Fetch one value from random row where value is not x

Question 1

I have a games table in my db, which has id column(pk) and slug column(unique) - other columns are not relevant. Now, what I'd like to get is one row, or it's slug value only, which would be random row, but the slug must not match myslug. I've come up with:

SELECT slug, nameslug FROM games
JOIN
 (SELECT ROUND(MIN(id) + RAND() * (MAX(id) - MIN(id))) AS pk
 FROM games) AS rand
WHERE id >= rand.pk AND slug <> '20piaedfl6ah'
LIMIT 1;

but it sometimes returns false as it doesn't check if that row's slug column value is the same at the point where it searches for random row.

Question 2

At a glance, I'm not convinced that your original query is too far from wrong.

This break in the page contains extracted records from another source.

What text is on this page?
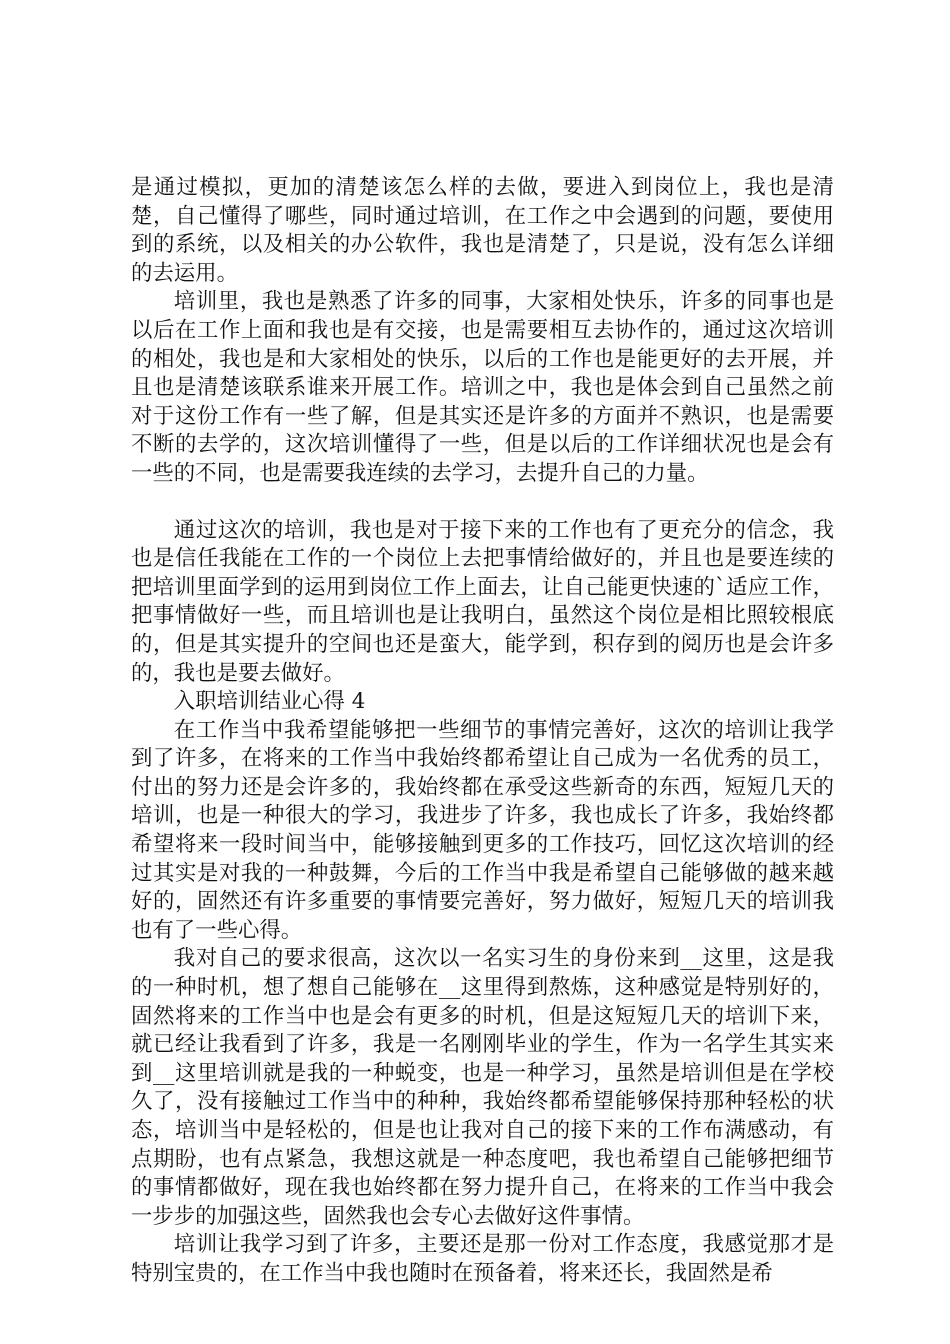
是通过模拟，更加的清楚该怎么样的去做，要进入到岗位上，我也是清楚，自己懂得了哪些，同时通过培训，在工作之中会遇到的问题，要使用到的系统，以及相关的办公软件，我也是清楚了，只是说，没有怎么详细的去运用。

培训里，我也是熟悉了许多的同事，大家相处快乐，许多的同事也是以后在工作上面和我也是有交接，也是需要相互去协作的，通过这次培训的相处，我也是和大家相处的快乐，以后的工作也是能更好的去开展，并且也是清楚该联系谁来开展工作。培训之中，我也是体会到自己虽然之前对于这份工作有一些了解，但是其实还是许多的方面并不熟识，也是需要不断的去学的，这次培训懂得了一些，但是以后的工作详细状况也是会有一些的不同，也是需要我连续的去学习，去提升自己的力量。

通过这次的培训，我也是对于接下来的工作也有了更充分的信念，我也是信任我能在工作的一个岗位上去把事情给做好的，并且也是要连续的把培训里面学到的运用到岗位工作上面去，让自己能更快速的`适应工作，把事情做好一些，而且培训也是让我明白，虽然这个岗位是相比照较根底的，但是其实提升的空间也还是蛮大，能学到，积存到的阅历也是会许多的，我也是要去做好。

入职培训结业心得 4

在工作当中我希望能够把一些细节的事情完善好，这次的培训让我学到了许多，在将来的工作当中我始终都希望让自己成为一名优秀的员工，付出的努力还是会许多的，我始终都在承受这些新奇的东西，短短几天的培训，也是一种很大的学习，我进步了许多，我也成长了许多，我始终都希望将来一段时间当中，能够接触到更多的工作技巧，回忆这次培训的经过其实是对我的一种鼓舞，今后的工作当中我是希望自己能够做的越来越好的，固然还有许多重要的事情要完善好，努力做好，短短几天的培训我也有了一些心得。

我对自己的要求很高，这次以一名实习生的身份来到__这里，这是我的一种时机，想了想自己能够在__这里得到熬炼，这种感觉是特别好的，固然将来的工作当中也是会有更多的时机，但是这短短几天的培训下来，就已经让我看到了许多，我是一名刚刚毕业的学生，作为一名学生其实来到__这里培训就是我的一种蜕变，也是一种学习，虽然是培训但是在学校久了，没有接触过工作当中的种种，我始终都希望能够保持那种轻松的状态，培训当中是轻松的，但是也让我对自己的接下来的工作布满感动，有点期盼，也有点紧急，我想这就是一种态度吧，我也希望自己能够把细节的事情都做好，现在我也始终都在努力提升自己，在将来的工作当中我会一步步的加强这些，固然我也会专心去做好这件事情。

培训让我学习到了许多，主要还是那一份对工作态度，我感觉那才是特别宝贵的，在工作当中我也随时在预备着，将来还长，我固然是希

Unless, I'm greatly mistaken, the only time it should be unable to return a results is when the target slug happens to have the MAX(id) as its id, and when that row is the only valid row to consider. If the only id greater than or equal to the randomized id value you've calculated is the one eliminated by the other WHERE condition, there are no rows to return.

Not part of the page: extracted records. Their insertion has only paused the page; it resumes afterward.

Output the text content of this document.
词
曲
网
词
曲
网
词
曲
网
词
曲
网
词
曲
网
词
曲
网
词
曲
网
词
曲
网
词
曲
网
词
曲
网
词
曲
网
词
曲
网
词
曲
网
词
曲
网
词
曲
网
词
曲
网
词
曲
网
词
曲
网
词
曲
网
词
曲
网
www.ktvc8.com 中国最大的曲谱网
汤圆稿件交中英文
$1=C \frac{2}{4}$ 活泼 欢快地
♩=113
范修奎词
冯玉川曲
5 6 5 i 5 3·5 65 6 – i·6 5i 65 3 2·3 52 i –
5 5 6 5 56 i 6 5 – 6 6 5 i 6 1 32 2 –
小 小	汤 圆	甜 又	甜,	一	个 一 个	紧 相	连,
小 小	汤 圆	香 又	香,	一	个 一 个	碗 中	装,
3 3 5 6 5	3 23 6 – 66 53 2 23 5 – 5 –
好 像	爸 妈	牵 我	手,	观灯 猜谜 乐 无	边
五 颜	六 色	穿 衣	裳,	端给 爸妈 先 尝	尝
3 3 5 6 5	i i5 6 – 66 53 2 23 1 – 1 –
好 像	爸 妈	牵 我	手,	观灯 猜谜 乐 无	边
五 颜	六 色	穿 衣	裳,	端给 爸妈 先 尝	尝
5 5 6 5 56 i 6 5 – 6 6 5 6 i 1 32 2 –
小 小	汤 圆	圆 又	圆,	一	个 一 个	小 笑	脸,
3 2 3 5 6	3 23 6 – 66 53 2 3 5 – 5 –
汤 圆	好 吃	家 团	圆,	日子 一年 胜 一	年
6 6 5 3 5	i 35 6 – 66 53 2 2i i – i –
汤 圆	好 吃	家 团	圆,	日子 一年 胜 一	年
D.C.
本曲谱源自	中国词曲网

If that's the case, then something like this may work:

SELECT slug, id, rand.pk FROM games
JOIN
 (SELECT ROUND(MIN(id) + RAND() * (MAX(id) - MIN(id))) AS pk
 FROM games WHERE slug <> '20piaedfl6ah') AS rand
WHERE slug <> '20piaedfl6ah'
 AND id >= rand.pk
LIMIT 1;

Here's a fork of @Vérace's DBFiddle with your original query and my modification of it. I made sure that the row to avoid has the highest ID

Here, we've ensured that neither end of our range matches our row to avoid. As long as that's true, then we should be OK with any value in our range. If the rand.pk matches the slug to avoid (or matches no rows at all - I assume there may be gaps in the ID sequence), then we know there's at least one row available that's OK - the one that matches our MAX(id)value (which cannot be either a gap row, or the row to avoid).

In numerous runs of the DBfiddle, I never saw the second query (which is the one protected against not finding a match) take longer than the first - however, I must note that the time to set-up the schema is included there.

And, of course, if there's only one row available, and its slug matches, you would still find no rows - however, I'd hold that in that case, finding no rows is the correct behavior.

Question 3

What you want is:

SELECT g.id, g.slug
FROM games g
WHERE g.slug != '20piaedfl6ah'
ORDER BY RAND()
LIMIT 1;

Your previous code was going to generate a random integer between your MIN(id) and MAX(id). That could include the number with slug = '20piaedfl6ah'!

If you run the SQL here often enough, you will see the id with the wrong slug chosen at some point! I also show the correct results - compare and see - run the SQL a few times! I also put in some row numbering code which could be of help in this kind of scenario!

[EDIT]

Following the OP's comment:

The query you provided would, as far as I understand it, load all 
rows, and then take one. Since I expect lots of rows in that table, 
that simply won't do.

Then, I'm afraid that we have exhausted the capabilities of MySQL as things stand currently!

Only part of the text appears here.